10/4 Fri 前半|JDMブームに負けるな!

ABARTH 500e 3

 朝から箱根まで遠出。普段ハンドルにはクラクション以外にボタンのないクルマに乗っている。物珍しさもあって赤信号で停止中に手元のスイッチをいじっていたら、なぜか発進できなくなった。少し焦りながらリスタート。止まった原因はよくわからずじまいだが、慣れないうちにやたらボタンを押してみるという態度は反省する。

 運転感覚のよさは、初日から伝わってきた。
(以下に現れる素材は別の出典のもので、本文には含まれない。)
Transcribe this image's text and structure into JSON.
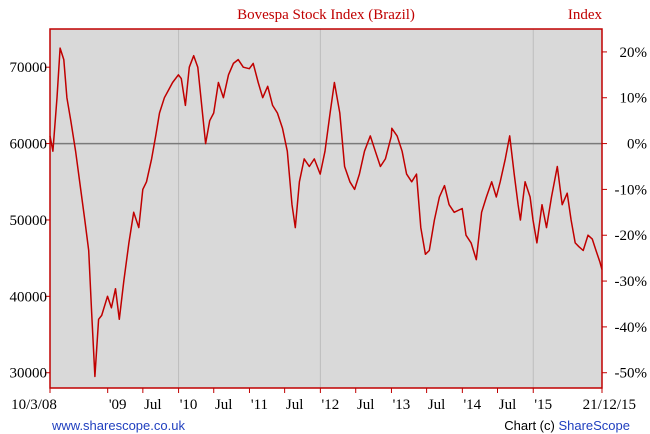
{
  "colors": {
    "line": "#c00000",
    "plot_bg": "#d9d9d9",
    "grid": "#bdbdbd",
    "zero_line": "#7a7a7a",
    "frame": "#c00000"
  },
  "chart_data": {
    "type": "line",
    "title": "Bovespa Stock Index (Brazil)",
    "right_title": "Index",
    "x_tick_labels": [
      "10/3/08",
      "'09",
      "Jul",
      "'10",
      "Jul",
      "'11",
      "Jul",
      "'12",
      "Jul",
      "'13",
      "Jul",
      "'14",
      "Jul",
      "'15",
      "21/12/15"
    ],
    "x_range": [
      "2008-03-10",
      "2015-12-21"
    ],
    "y_left": {
      "ticks": [
        30000,
        40000,
        50000,
        60000,
        70000
      ],
      "range": [
        28000,
        75000
      ]
    },
    "y_right": {
      "ticks": [
        "20%",
        "10%",
        "0%",
        "-10%",
        "-20%",
        "-30%",
        "-40%",
        "-50%"
      ],
      "values": [
        20,
        10,
        0,
        -10,
        -20,
        -30,
        -40,
        -50
      ]
    },
    "reference_line": 60000,
    "grid": true,
    "series": [
      {
        "x": [
          "2008-03-10",
          "2008-03-25",
          "2008-04-15",
          "2008-05-01",
          "2008-05-20",
          "2008-06-05",
          "2008-06-25",
          "2008-07-20",
          "2008-08-15",
          "2008-09-05",
          "2008-09-25",
          "2008-10-10",
          "2008-10-27",
          "2008-11-15",
          "2008-12-01",
          "2008-12-31",
          "2009-01-20",
          "2009-02-10",
          "2009-03-02",
          "2009-03-25",
          "2009-04-20",
          "2009-05-15",
          "2009-06-10",
          "2009-07-01",
          "2009-07-20",
          "2009-08-15",
          "2009-09-05",
          "2009-09-25",
          "2009-10-20",
          "2009-11-10",
          "2009-12-01",
          "2009-12-31",
          "2010-01-15",
          "2010-02-05",
          "2010-02-25",
          "2010-03-20",
          "2010-04-10",
          "2010-04-30",
          "2010-05-20",
          "2010-06-10",
          "2010-07-01",
          "2010-07-25",
          "2010-08-20",
          "2010-09-15",
          "2010-10-10",
          "2010-11-04",
          "2010-11-30",
          "2010-12-31",
          "2011-01-20",
          "2011-02-15",
          "2011-03-10",
          "2011-04-05",
          "2011-04-30",
          "2011-05-25",
          "2011-06-20",
          "2011-07-15",
          "2011-08-08",
          "2011-08-25",
          "2011-09-15",
          "2011-10-10",
          "2011-11-05",
          "2011-12-01",
          "2011-12-31",
          "2012-01-25",
          "2012-02-20",
          "2012-03-13",
          "2012-04-10",
          "2012-05-05",
          "2012-06-01",
          "2012-06-25",
          "2012-07-20",
          "2012-08-15",
          "2012-09-14",
          "2012-10-10",
          "2012-11-05",
          "2012-12-01",
          "2012-12-31",
          "2013-01-03",
          "2013-01-30",
          "2013-02-25",
          "2013-03-20",
          "2013-04-15",
          "2013-05-10",
          "2013-06-01",
          "2013-06-25",
          "2013-07-15",
          "2013-08-10",
          "2013-09-05",
          "2013-10-01",
          "2013-10-25",
          "2013-11-20",
          "2013-12-31",
          "2014-01-20",
          "2014-02-15",
          "2014-03-14",
          "2014-04-10",
          "2014-05-05",
          "2014-06-01",
          "2014-06-25",
          "2014-07-15",
          "2014-08-10",
          "2014-09-02",
          "2014-09-25",
          "2014-10-15",
          "2014-10-27",
          "2014-11-20",
          "2014-12-16",
          "2014-12-31",
          "2015-01-20",
          "2015-02-15",
          "2015-03-10",
          "2015-04-05",
          "2015-05-05",
          "2015-05-30",
          "2015-06-25",
          "2015-07-15",
          "2015-08-05",
          "2015-08-24",
          "2015-09-15",
          "2015-10-10",
          "2015-11-01",
          "2015-11-20",
          "2015-12-10",
          "2015-12-21"
        ],
        "values": [
          61000,
          59000,
          66000,
          72500,
          71000,
          66000,
          63000,
          59000,
          54000,
          50000,
          46000,
          38000,
          29500,
          37000,
          37500,
          40000,
          38500,
          41000,
          37000,
          42000,
          47000,
          51000,
          49000,
          54000,
          55000,
          58000,
          61000,
          64000,
          66000,
          67000,
          68000,
          69000,
          68500,
          65000,
          70000,
          71500,
          70000,
          65000,
          60000,
          63000,
          64000,
          68000,
          66000,
          69000,
          70500,
          71000,
          70000,
          69800,
          70500,
          68000,
          66000,
          67500,
          65000,
          64000,
          62000,
          59000,
          52000,
          49000,
          55000,
          58000,
          57000,
          58000,
          56000,
          59000,
          64000,
          68000,
          64000,
          57000,
          55000,
          54000,
          56000,
          59000,
          61000,
          59000,
          57000,
          58000,
          60950,
          62000,
          61000,
          59000,
          56000,
          55000,
          56000,
          49000,
          45500,
          46000,
          50000,
          53000,
          54500,
          52000,
          51000,
          51500,
          48000,
          47000,
          44800,
          51000,
          53000,
          55000,
          53000,
          55000,
          58000,
          61000,
          56000,
          52000,
          50000,
          55000,
          53000,
          50000,
          47000,
          52000,
          49000,
          53000,
          57000,
          52000,
          53500,
          50000,
          47000,
          46500,
          46000,
          48000,
          47500,
          46000,
          44500,
          43500
        ]
      }
    ]
  },
  "footer": {
    "website": "www.sharescope.co.uk",
    "credit_prefix": "Chart (c) ",
    "credit_brand": "ShareScope"
  }
}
箱根の山道を走っていて、その理由もはっきりと見えてくる。上り下りカーブを曲がりながら減速したり、加速したりしてもわざとらしく前後に引っ張られることはない。左右も同様。スムーズな荷重移動の感覚を感じることができる。

 さて、運転中に普段よく見る計器はスピードメーター。とはいえマニュアルのマーチ カブリオレの場合は、回転計のほうを見ていることが多い。EVでもスピードメーターを見るのは同じだが、それ以上にバッテリーの残量の数値が気になってしまう。箱根の坂道を上り始めて途端に残量の減り方が早まった。

エヴァンゲリオンの柄の充電器

 まず目指す地点は、事前に調べておいた芦ノ湖のそばの道の駅のEV充電スタンド。途中、箱根山中の岩田スカイラウンジで休憩。駐車場で旧車数台に遭遇した。GT-R、RX-7、スプリンタートレノ。SNSでつぶやいたら観光用のレンタカーサービスが箱根近辺にあるとの情報を得る。頭文字Dツーリズム。クルマ好きと思われる外国人観光客たちは、自分たちのクルマに夢中のようで、こちらが少し珍しいクルマに乗っていることには反応してはくれなかった。霧も極めて濃い。

 道の駅に到着。東京の都心からここまで約110㎞。96%あったバッテリー残量は42%を示している。思ったよりも減りが早い。坂道だからか。ここで30分充電。コーヒーを飲んで駐車場に戻って残量計の数字を確認した。51%。

 30分でこれだけ!? 軽くショックを受けたが、なるほど設備が古いと電圧も弱いということなのだろう。ちなみにこの場所には、充電スタンドは2基ある。もう1基は、エヴァンゲリオンの柄の充電器。これを目当てに来る人たちがいるようだが、充電器としては電圧が弱すぎるようだ。看板にそう説明があり、使用停止の札が掛かっている。観光用として残されているということ。皆、写真だけ撮っている。こちらも一応撮っておく。

10/4 Fri 後半|伊東ゆかりとアリアナ・グランデの差

充電スタンド

 この日の目的地は箱根ではなく伊東である。箱根の充電スタンドで思い知った。観光地の充電設備は、こちらが思っているほど充実はしていない。アンビリカルケーブルなしでは5分しか活動できないエヴァよりはマシだが、動ける行動範囲は303㎞。それをあらためて認識し直す。

 もちろん、箱根と伊東を回るのであれば、途中、何度かの充電が必要だという計算はできていた。だが、一度の充電で10%分しか補充できないこともあるというのは計算外である。

 箱根の山を下り、海の側に抜けて伊東に向かう。今日の最終目的地はハトヤホテルだ。ただその前に充電場所を探す。ホテルより手前の伊東の中心に近い道の駅で充電スタンドを見つける。

充電

 ここで38%から58%に回復。それでも心もとないのでほかの利用者がいないことを確認して追加充電。79%。タイムロスは1時間だが、それで得た精神的な充足感は、数字以上のもの。とはいえすっかり夜である。

 25年前のマーチのユーザーが、現代のEVに乗ってみてどうだったか。まるで別のものなのは間違いない。モーターのパワーや加速はともかく、振動のなさや密閉性、スピーカーから出る音の質まですべてが別物。年式でいう25年の差は、アイドルでいうと、モーニング娘。とNewJeansの違いということになるが、体感では伊東ゆかりとアリアナ・グランデほど違う。

 マニュアルシフトしか運転していない、つまりオートマ車を所有すらしたことのない運転者が、いきなりEVを運転できるか。もちろん、問題はない。ただマニュアル車に10年以上乗ってきたので、とっさのブレーキのときに、クラッチを切る動作がつい出ることがあった。つまり、左足でペダルを踏もうとしてしまう。そのときに少しブレーキペダルに触れて急ブレーキになった。低速走行時なので問題なかったが。完全に順応するまで少し時間が必要だ。

昔のドライブゲーム

 さてハトヤは、レトロ感覚を楽しむためのホテル。本来はそうではなかったはずだが、僕が子どもの頃からすでにそういう場所になっていた気がする。ゲームコーナーでは、昔のドライブゲームで遊ぶ。朝から晩まで運転ずくめ。